Pointing it at the original SourceForge issue:

<?xml version="1.0" encoding="UTF-8"?>
<jhoveConfig version="1.0"
 xmlns:xsi="http://www.w3.org/2001/XMLSchema-instance"
 xmlns="http://hul.harvard.edu/ois/xml/ns/jhove/jhoveConfig"
 xsi:schemaLocation="http://hul.harvard.edu/ois/xml/ns/jhove/jhoveConfig
                     https://sourceforge.net/p/jhove/bugs/51/">

image

[Error] :35:88: s4s-elt-character: Non-whitespace characters are not allowed in schema elements other than 'xs:appinfo' and 'xs:documentation'. Saw 'JHOVE / Bugs / #51 JhoveView: Markup Parsing Error: dynPolLoginRedirect.html'.
[Error] :52:36: s4s-elt-character: Non-whitespace characters are not allowed in schema elements other than 'xs:appinfo' and 'xs:documentation'. Saw 'if (!window.SF) { window.SF = {}; }'.
[Error] :53:21: s4s-elt-character: Non-whitespace characters are not allowed in schema elements other than 'xs:appinfo' and 'xs:documentation'. Saw 'SF.sandiego = false;'.
[Error] :54:27: s4s-elt-character: Non-whitespace characters are not allowed in schema elements other than 'xs:appinfo' and 'xs:documentation'. Saw 'SF.sandiego_chrome = true;'.
[Error] :55:35: s4s-elt-character: Non-whitespace characters are not allowed in schema elements other than 'xs:appinfo' and 'xs:documentation'. Saw 'SF.cdn = "https://a.fsdn.com/con";'.
[Error] :87:23: s4s-elt-character: Non-whitespace characters are not allowed in schema elements other than 'xs:appinfo' and 'xs:documentation'. Saw 'div.moderate {'.
[Error] :88:24: s4s-elt-character: Non-whitespace characters are not allowed in schema elements other than 'xs:appinfo' and 'xs:documentation'. Saw 'color:grey;'.
[Error] :89:10: s4s-elt-character: Non-whitespace characters are not allowed in schema elements other than 'xs:appinfo' and 'xs:documentation'. Saw '}'.
[Error] :114:25: s4s-elt-character: Non-whitespace characters are not allowed in schema elements other than 'xs:appinfo' and 'xs:documentation'. Saw '/* make URL '.
[Fatal Error] :114:26: The entity name must immediately follow the '&' in the entity reference.
May 02, 2020 8:05:43 PM JhoveView errorAlert
WARNING: Error parsing configuration file: The entity name must immediately follow the '&' in the entity reference.

Impact

So for all that playing about the impact here is as one might imagine is that jhove-view opens correctly, but then we can't do much with the window, i.e. none of the modules are loaded so if we drag and drop into the window a processing pop-up appears but there's no processing happening as far as I can see. If you try selecting a module there are no entries.

What do we do?

Rightfully this is marked as a low-priority task, but are there some things we might consider doing @carlwilson? e.g. to make this more robust?

A couple of ideas:

  1. XML validation for a config document seems like quite a high bar. Can we skip validation of the config entirely? Is XML still the right choice for a config document?

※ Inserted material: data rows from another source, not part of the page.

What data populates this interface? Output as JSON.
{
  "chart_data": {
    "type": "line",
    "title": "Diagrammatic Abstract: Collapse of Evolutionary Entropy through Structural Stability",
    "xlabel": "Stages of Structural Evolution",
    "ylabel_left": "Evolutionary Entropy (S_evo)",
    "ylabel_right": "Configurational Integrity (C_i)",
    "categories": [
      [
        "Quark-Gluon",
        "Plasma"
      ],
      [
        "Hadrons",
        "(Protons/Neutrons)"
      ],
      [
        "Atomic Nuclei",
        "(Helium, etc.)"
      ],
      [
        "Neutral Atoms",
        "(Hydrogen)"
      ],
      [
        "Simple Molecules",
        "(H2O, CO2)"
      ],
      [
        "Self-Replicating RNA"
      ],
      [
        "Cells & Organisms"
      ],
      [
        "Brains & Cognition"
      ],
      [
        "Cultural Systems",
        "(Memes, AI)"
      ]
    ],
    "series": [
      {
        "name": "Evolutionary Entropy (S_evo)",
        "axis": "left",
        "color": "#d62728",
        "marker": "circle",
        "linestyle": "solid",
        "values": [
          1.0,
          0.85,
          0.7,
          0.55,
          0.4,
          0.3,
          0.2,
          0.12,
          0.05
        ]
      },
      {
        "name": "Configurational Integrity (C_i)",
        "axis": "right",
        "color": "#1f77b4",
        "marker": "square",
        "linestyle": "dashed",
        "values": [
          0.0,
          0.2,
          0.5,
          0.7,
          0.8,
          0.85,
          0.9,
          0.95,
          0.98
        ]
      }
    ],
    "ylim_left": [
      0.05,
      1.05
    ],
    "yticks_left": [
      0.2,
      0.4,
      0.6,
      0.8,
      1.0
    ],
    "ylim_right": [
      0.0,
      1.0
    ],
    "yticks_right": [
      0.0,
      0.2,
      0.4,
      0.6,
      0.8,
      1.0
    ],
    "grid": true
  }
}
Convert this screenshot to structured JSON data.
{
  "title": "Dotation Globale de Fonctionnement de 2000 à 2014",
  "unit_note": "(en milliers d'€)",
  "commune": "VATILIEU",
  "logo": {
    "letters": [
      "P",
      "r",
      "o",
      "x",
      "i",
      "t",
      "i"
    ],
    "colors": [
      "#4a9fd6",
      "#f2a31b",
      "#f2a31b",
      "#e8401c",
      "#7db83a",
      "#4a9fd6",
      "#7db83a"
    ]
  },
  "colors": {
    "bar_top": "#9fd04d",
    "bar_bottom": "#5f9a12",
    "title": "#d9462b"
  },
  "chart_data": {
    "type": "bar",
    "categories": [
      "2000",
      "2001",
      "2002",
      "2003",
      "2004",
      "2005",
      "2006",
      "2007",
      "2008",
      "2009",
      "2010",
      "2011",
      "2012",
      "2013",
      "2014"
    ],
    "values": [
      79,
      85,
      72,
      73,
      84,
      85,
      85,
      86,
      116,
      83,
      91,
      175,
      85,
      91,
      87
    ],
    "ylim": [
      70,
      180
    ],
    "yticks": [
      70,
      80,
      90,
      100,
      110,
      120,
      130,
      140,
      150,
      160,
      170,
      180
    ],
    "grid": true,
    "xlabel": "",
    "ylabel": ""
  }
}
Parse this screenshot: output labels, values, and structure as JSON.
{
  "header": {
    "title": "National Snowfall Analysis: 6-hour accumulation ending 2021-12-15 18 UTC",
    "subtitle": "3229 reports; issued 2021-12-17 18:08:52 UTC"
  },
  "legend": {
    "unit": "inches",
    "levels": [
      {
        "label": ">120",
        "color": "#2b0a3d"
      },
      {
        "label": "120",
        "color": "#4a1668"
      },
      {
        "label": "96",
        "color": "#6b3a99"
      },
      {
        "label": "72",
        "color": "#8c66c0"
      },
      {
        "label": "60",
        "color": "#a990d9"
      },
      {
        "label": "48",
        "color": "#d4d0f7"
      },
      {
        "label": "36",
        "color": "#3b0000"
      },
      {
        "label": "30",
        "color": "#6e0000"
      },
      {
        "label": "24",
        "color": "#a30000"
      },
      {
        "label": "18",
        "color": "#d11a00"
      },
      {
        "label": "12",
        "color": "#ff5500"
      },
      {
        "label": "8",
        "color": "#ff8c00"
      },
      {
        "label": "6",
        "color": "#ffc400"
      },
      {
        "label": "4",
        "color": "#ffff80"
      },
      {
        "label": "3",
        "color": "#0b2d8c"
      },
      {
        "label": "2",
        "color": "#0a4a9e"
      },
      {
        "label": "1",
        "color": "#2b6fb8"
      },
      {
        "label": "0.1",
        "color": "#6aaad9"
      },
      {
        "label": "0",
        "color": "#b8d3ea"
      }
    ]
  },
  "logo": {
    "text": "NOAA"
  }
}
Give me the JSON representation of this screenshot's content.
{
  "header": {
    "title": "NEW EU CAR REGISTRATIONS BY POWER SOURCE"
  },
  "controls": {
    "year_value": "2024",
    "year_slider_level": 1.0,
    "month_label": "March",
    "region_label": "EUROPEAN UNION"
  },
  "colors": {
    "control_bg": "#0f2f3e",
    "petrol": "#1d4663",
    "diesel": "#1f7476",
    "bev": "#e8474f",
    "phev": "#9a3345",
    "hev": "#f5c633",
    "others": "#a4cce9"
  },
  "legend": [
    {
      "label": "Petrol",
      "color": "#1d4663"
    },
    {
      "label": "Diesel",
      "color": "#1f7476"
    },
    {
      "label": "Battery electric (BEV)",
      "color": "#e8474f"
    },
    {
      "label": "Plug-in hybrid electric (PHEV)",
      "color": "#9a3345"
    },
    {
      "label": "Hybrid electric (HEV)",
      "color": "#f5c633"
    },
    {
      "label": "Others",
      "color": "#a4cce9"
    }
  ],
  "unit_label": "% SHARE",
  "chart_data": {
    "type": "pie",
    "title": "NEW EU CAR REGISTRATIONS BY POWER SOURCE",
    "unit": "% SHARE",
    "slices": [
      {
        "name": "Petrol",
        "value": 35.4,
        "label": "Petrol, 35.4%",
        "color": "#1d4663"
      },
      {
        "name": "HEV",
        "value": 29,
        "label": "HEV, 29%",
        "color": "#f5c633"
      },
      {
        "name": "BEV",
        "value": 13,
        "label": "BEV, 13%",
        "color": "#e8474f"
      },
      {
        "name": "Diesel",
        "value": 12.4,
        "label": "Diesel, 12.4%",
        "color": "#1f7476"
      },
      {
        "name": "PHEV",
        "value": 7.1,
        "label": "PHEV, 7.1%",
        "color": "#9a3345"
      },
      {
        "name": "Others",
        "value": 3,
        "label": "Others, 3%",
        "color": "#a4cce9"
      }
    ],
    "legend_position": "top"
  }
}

  2. Do we ask JHOVE to exit entirely and more cleanly, maybe with a clearer message? I.e. once we know we haven't the schema to validate against, we can let the user know that? Right now we're asking the user to react to an unfiltered message from the XML validation, we can parse and translate that to say the config validation didn't work because the schema was invalid?

  3. Something else? Maybe load a default configuration? (A downside of that is that certain modules may not be installed to be accessed.)

I feel like there is room to do something here, but I'm not sure the appetite of the project.

carlwilson commented 4 years ago

Nice work @ross-spencer. JHOVE config is an area that requires a little more work as the codes quite old. I do agree about the validation but am happy to take a look a little further down the line once the final stream is underway in a week.

And add me to the assigned list.

MartinSpeller commented 4 years ago

JhoveView: Markup Parsing Error: dynPolLoginRedirect.html #116 - Assigned to ross-spencer

ross-spencer commented 4 years ago

@carlwilson Nice. Shall we update the ticket name now too do you reckon, maybe, to begin, something like: JhoveView: Markup Parsing Error: when the jhoveConfig.xsd schema location is improperly redirected?